En este comienzo de marcha a la búsqueda de un tiempo aún no perdido, la crónica inicial
de esta página, que ha de ser de información y crítica semanal, desea subrayar —como señal de la hora— la ostensible depresión literaria que caracteriza los últimos años de la actividad nacional. En otras épocas, que nunca fueron de oro —fuerza es reconocerlo—, jóvenes inquietudes removían el curso de las generaciones, y por lo menos una apariencia de labor colmaba el correr de los días. En la actualidad, sobre los cotidianos escorzos poéticos, síntomas más bien de insuficiencia que de riqueza, las letras siguen destilándose de las antiguas y patinadas plumas. Esto induce a pensar en un país fantástico en que de pronto hubiera desaparecido la juventud y el reloj de la vida siguiera dando siempre una idéntica hora. No son ajenos a este fenómeno, a más de la universal latitud de la imaginación creadora, aprisionada en las redes de los antagonismos políticos y la pereza mental de nuestra idiosincrasia criolla, los acontecimientos políticos que hace ya más de un lustro paralizaron el cerebro de la comunidad, arremolinando sus energías alrededor de un solo centro. Esa sacudida histórica desvió el curso de las mejores voluntades, que por lo menos simbólicamente trocaron las letras por las armas; sacrificio intelectual de una generación en formación que una valiente y alta voz se adelantó a denunciar en el correr de la agitación ciudadana. No es éste un reproche —como no lo fue el del escritor aludido— sino una comprobación que hasta puede importar un elogio. Pero ya es tiempo de apearse —sin que esto importe adelantar un juicio en otros aspectos de la vida nacional— de aquella posición, y darse sin exclusivismos cada una a lo suyo a favor de esa aura reordenadora, neorromántica, impregnada de ancho humanismo que está dando la vuelta al mundo.

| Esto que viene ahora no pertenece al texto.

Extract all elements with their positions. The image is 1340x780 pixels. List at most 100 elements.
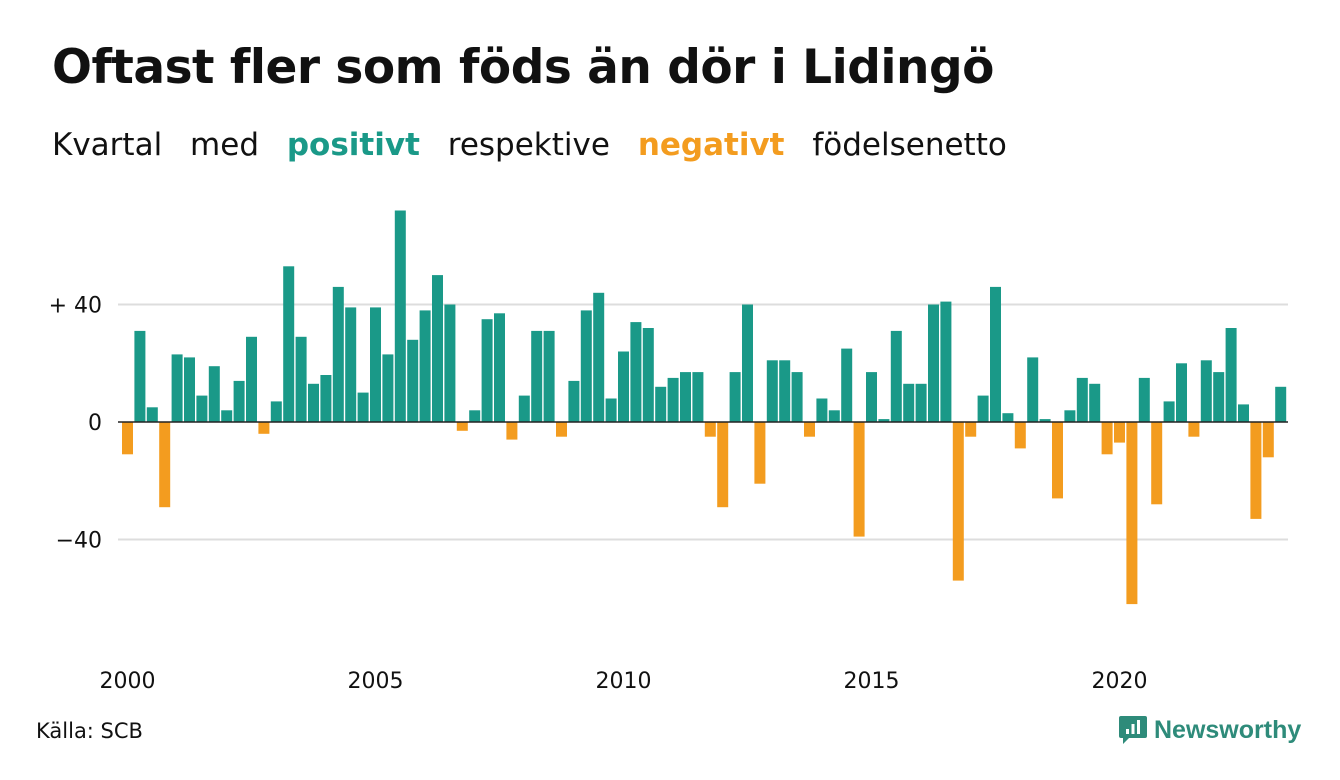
bar [1188,422,1200,437]
bar [1151,422,1163,505]
bar [394,210,406,422]
bar [1114,422,1125,443]
bar [481,319,493,422]
bar [1200,360,1212,422]
bar [171,354,183,422]
bar [518,395,530,422]
grid-lines [118,303,1288,541]
bar [283,266,295,422]
bar [246,336,257,422]
bar [680,372,691,422]
bar [146,407,158,422]
bar [593,292,605,423]
bar [494,313,505,422]
bar [444,304,456,422]
subtitle-positive-label: positivt [286,127,420,163]
bar [419,310,431,422]
bar [1002,413,1014,422]
bar [568,380,580,422]
bar [556,422,567,437]
bar [791,372,803,422]
bar [704,422,716,437]
bar [729,372,741,422]
subtitle-word-birth-net: födelsenetto [812,127,1007,163]
bar [531,330,543,422]
bar [903,383,915,422]
bar [828,410,840,423]
bar [866,372,877,422]
bar [208,366,220,422]
bar [543,330,555,422]
x-tick-label: 2015 [844,669,900,694]
bar [270,401,282,422]
bar [1275,386,1287,423]
bar [928,304,939,422]
chart-title: Oftast fler som föds än dör i Lidingö [52,40,994,95]
bar [1014,422,1026,449]
bar [320,375,332,422]
bar [642,328,654,422]
bar [742,304,753,422]
bar [630,322,642,422]
bar [915,383,927,422]
bar [1213,372,1225,422]
bar [965,422,977,437]
bar [1039,419,1051,422]
y-tick-label: −40 [56,529,102,554]
bar [692,372,704,422]
bar [1163,401,1175,422]
x-axis-labels: 2000 2005 2010 2015 2020 [100,669,1148,694]
bar [469,410,481,423]
bar [196,395,208,422]
bar [878,419,890,422]
bar [357,392,369,422]
bar [779,360,791,422]
bar [407,339,419,423]
bar [1101,422,1113,455]
bar [605,398,617,422]
bar [134,330,146,422]
bar [890,330,902,422]
y-tick-label: 0 [88,411,102,436]
source-note: Källa: SCB [36,719,143,743]
subtitle-word-with: med [190,127,259,163]
bar [432,275,443,422]
bar [1238,404,1249,422]
bar [990,286,1001,422]
bar [1176,363,1187,423]
bar [382,354,394,422]
bar [1126,422,1138,605]
bar [1089,383,1101,422]
bar [1250,422,1262,519]
y-axis-labels: + 40 0 −40 [49,294,102,554]
x-tick-label: 2020 [1092,669,1148,694]
bar [940,301,952,422]
bar [580,310,592,422]
subtitle-word-quarter: Kvartal [52,127,163,163]
bar [159,422,171,508]
bar-series [122,210,1287,605]
bar [754,422,766,484]
bar [804,422,815,437]
newsworthy-logo-text: Newsworthy [1154,715,1302,744]
bar [816,398,828,422]
bar [618,351,629,422]
bar [667,377,679,422]
x-tick-label: 2000 [100,669,156,694]
bar [221,410,233,423]
x-tick-label: 2005 [348,669,404,694]
subtitle-word-respectively: respektive [447,127,610,163]
bar [370,307,381,422]
bar [233,380,245,422]
bar [456,422,468,431]
bar [258,422,270,434]
bar [332,286,344,422]
x-tick-label: 2010 [596,669,652,694]
bar [1225,328,1237,422]
bar [1052,422,1063,499]
bar [952,422,964,581]
chart-subtitle: Kvartal med positivt respektive negativt… [52,127,1025,163]
bar [717,422,729,508]
bar [1027,357,1039,422]
bar [853,422,865,537]
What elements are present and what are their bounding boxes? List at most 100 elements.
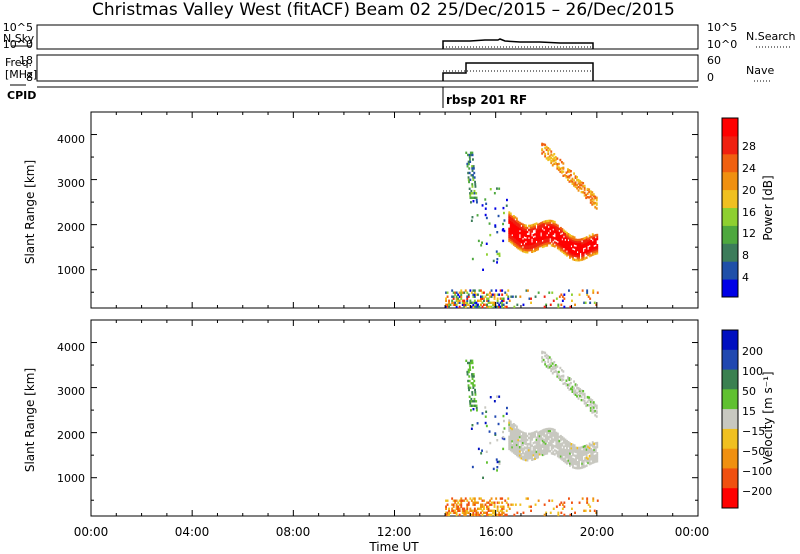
- velocity-cell: [543, 449, 546, 452]
- power-cell: [556, 230, 559, 234]
- power-cell: [540, 228, 543, 231]
- power-cell: [496, 258, 499, 261]
- power-cell: [467, 171, 470, 175]
- power-cell: [542, 150, 545, 154]
- velocity-cell: [517, 451, 520, 454]
- velocity-cell: [471, 375, 474, 378]
- power-cell: [508, 219, 511, 222]
- velocity-cell: [499, 513, 502, 517]
- velocity-cell: [483, 499, 485, 502]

Entretanto vírgenes territorios literarios de la ciudad y el campo ofrecen su angosta pero
profunda riqueza sentimental a los más nuevos viadores. Es necesario que una ráfaga de atrevimiento, de firme y puro atrevimiento intelectual cure y discipline el desgano de las inteligencias nacientes y que haya alguien que sepa recoger las lecciones que Ortega y Gasset dictaba a los jóvenes argentinos, con estas palabras de Hegel, que deben grabarse como un lema: «Tened el valor de equivocaros».